Venise 30 octobre 2006

C’est un terrible sentiment que de voir une ville mourir. Chaque jour quelque chose manque. Une fois, un marchand de légume, une autre, un cordonnier. Cette fois encore une librairie, en l’occurrence la Libreria Goldoni.

C’est la quatrième librairie qui ferme dans le quartier San Marco. La faute n’en revient pas seulement à la concurrence de l’Internet qui pousse à l’éviction, mais, avant tout, à Venise elle-même où, depuis 20 ans, est menée une politique dont l’objectif central est de vider la ville du dernier reste de vénitiens incrustés. Quand le loyer d’un magasin passe dans la nuit à 9000 euros, cela signifie que, le lendemain, on n’y vend plus de livre mais des manteaux Burberry, des sacs chinois ou de la quincaillerie à 1 euro. Des choses aussi exotiques que des marchands de légume, des bouchers ou des boulangers ont dépéri ici. Après tout, pourquoi pas, qui peut bien en avoir besoin s’il parcourt la ville, une bouteille d’eau minérale à la main.

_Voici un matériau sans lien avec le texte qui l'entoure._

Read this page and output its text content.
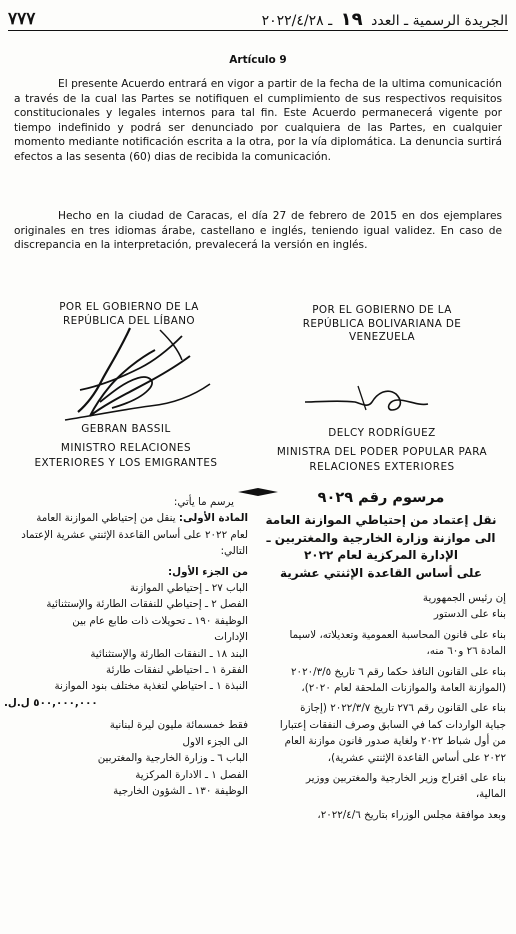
٧٧٧	الجريدة الرسمية ـ العدد ١٩ ـ ٢٠٢٢/٤/٢٨
Artículo 9
El presente Acuerdo entrará en vigor a partir de la fecha de la ultima comunicación a través de la cual las Partes se notifiquen el cumplimiento de sus respectivos requisitos constitucionales y legales internos para tal fin. Este Acuerdo permanecerá vigente por tiempo indefinido y podrá ser denunciado por cualquiera de las Partes, en cualquier momento mediante notificación escrita a la otra, por la vía diplomática. La denuncia surtirá efectos a las sesenta (60) dias de recibida la comunicación.
Hecho en la ciudad de Caracas, el día 27 de febrero de 2015 en dos ejemplares originales en tres idiomas árabe, castellano e inglés, teniendo igual validez. En caso de discrepancia en la interpretación, prevalecerá la versión en inglés.
POR EL GOBIERNO DE LA
REPÚBLICA DEL LÍBANO
POR EL GOBIERNO DE LA
REPÚBLICA BOLIVARIANA DE
VENEZUELA
GEBRAN BASSIL
MINISTRO RELACIONES
EXTERIORES Y LOS EMIGRANTES
DELCY RODRÍGUEZ
MINISTRA DEL PODER POPULAR PARA
RELACIONES EXTERIORES
مرسوم رقم ٩٠٢٩
نقل إعتماد من إحتياطي الموازنة العامة
الى موازنة وزارة الخارجية والمغتربين ـ
الإدارة المركزية لعام ٢٠٢٢
على أساس القاعدة الإثنتي عشرية
إن رئيس الجمهورية
بناء على الدستور
بناء على قانون المحاسبة العمومية وتعديلاته، لاسيما
المادة ٢٦ و٦٠ منه،
بناء على القانون النافذ حكما رقم ٦ تاريخ ٢٠٢٠/٣/٥
(الموازنة العامة والموازنات الملحقة لعام ٢٠٢٠)،
بناء على القانون رقم ٢٧٦ تاريخ ٢٠٢٢/٣/٧ (إجازة
جباية الواردات كما في السابق وصرف النفقات إعتبارا
من أول شباط ٢٠٢٢ ولغاية صدور قانون موازنة العام
٢٠٢٢ على أساس القاعدة الإثنتي عشرية)،
بناء على اقتراح وزير الخارجية والمغتربين ووزير
المالية،
وبعد موافقة مجلس الوزراء بتاريخ ٢٠٢٢/٤/٦،
يرسم ما يأتي:
المادة الأولى: ينقل من إحتياطي الموازنة العامة
لعام ٢٠٢٢ على أساس القاعدة الإثنتي عشرية الإعتماد
التالي:
من الجزء الأول:
الباب ٢٧ ـ إحتياطي الموازنة
الفصل ٢ ـ إحتياطي للنفقات الطارئة والإستثنائية
الوظيفة ١٩٠ ـ تحويلات ذات طابع عام بين
الإدارات
البند ١٨ ـ النفقات الطارئة والإستثنائية
الفقرة ١ ـ احتياطي لنفقات طارئة
النبذة ١ ـ احتياطي لتغذية مختلف بنود الموازنة
٥٠٠,٠٠٠,٠٠٠ ل.ل.
فقط خمسمائة مليون ليرة لبنانية
الى الجزء الاول
الباب ٦ ـ وزارة الخارجية والمغتربين
الفصل ١ ـ الادارة المركزية
الوظيفة ١٣٠ ـ الشؤون الخارجية
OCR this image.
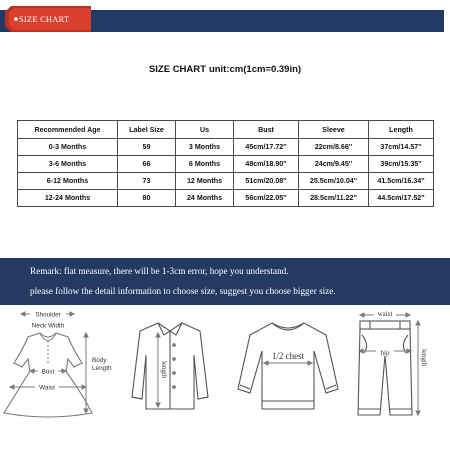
SIZE CHART
SIZE CHART unit:cm(1cm=0.39in)
Recommended Age	Label Size	Us	Bust	Sleeve	Length
0-3 Months	59	3 Months	45cm/17.72''	22cm/8.66''	37cm/14.57''
3-6 Months	66	6 Months	48cm/18.90''	24cm/9.45''	39cm/15.35''
6-12 Months	73	12 Months	51cm/20.08''	25.5cm/10.04''	41.5cm/16.34''
12-24 Months	80	24 Months	56cm/22.05''	28.5cm/11.22''	44.5cm/17.52''
Remark: flat measure, there will be 1-3cm error, hope you understand.
please follow the detail information to choose size, suggest you choose bigger size.
Shoulder
Neck Width
Body
Length
Bust
Waist
length
1/2 chest
waist
hip	length
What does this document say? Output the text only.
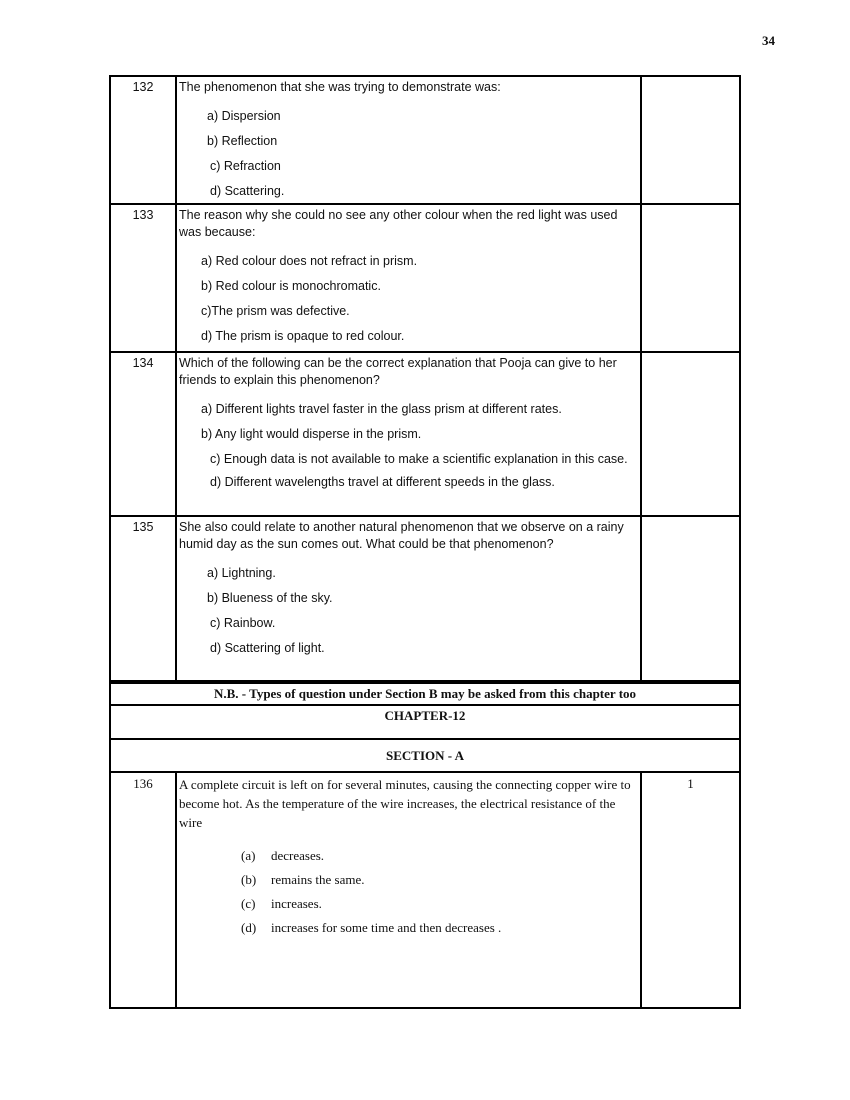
34
132	The phenomenon that she was trying to demonstrate was:

a) Dispersion

b) Reflection

c) Refraction

d) Scattering.

133	The reason why she could no see any other colour when the red light was used was because:

a) Red colour does not refract in prism.

b) Red colour is monochromatic.

c)The prism was defective.

d) The prism is opaque to red colour.

134	Which of the following can be the correct explanation that Pooja can give to her friends to explain this phenomenon?

a) Different lights travel faster in the glass prism at different rates.

b) Any light would disperse in the prism.

c) Enough data is not available to make a scientific explanation in this case.

d) Different wavelengths travel at different speeds in the glass.

135	She also could relate to another natural phenomenon that we observe on a rainy humid day as the sun comes out. What could be that phenomenon?

a) Lightning.

b) Blueness of the sky.

c) Rainbow.

d) Scattering of light.

N.B. - Types of question under Section B may be asked from this chapter too
CHAPTER-12
SECTION - A
136	A complete circuit is left on for several minutes, causing the connecting copper wire to become hot. As the temperature of the wire increases, the electrical resistance of the wire

(a)	decreases.

(b)	remains the same.

(c)	increases.

(d)	increases for some time and then decreases .

1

C’est cela, m’a expliqué un jour l’ancien maire de Venise, l’économie de marché. Étonnante constatation de la part de quelqu’un qui a commencé sa carrière politique au Parti communiste.

Petra Reski

Traduit de l’allemand par Bernard Umbrecht avec l’aimable autorisation de l’auteure, journaliste et écrivain. Petra Reski écrit sur Venise et sur la mafia. Texte paru sur son blog, le 25 mars 2013.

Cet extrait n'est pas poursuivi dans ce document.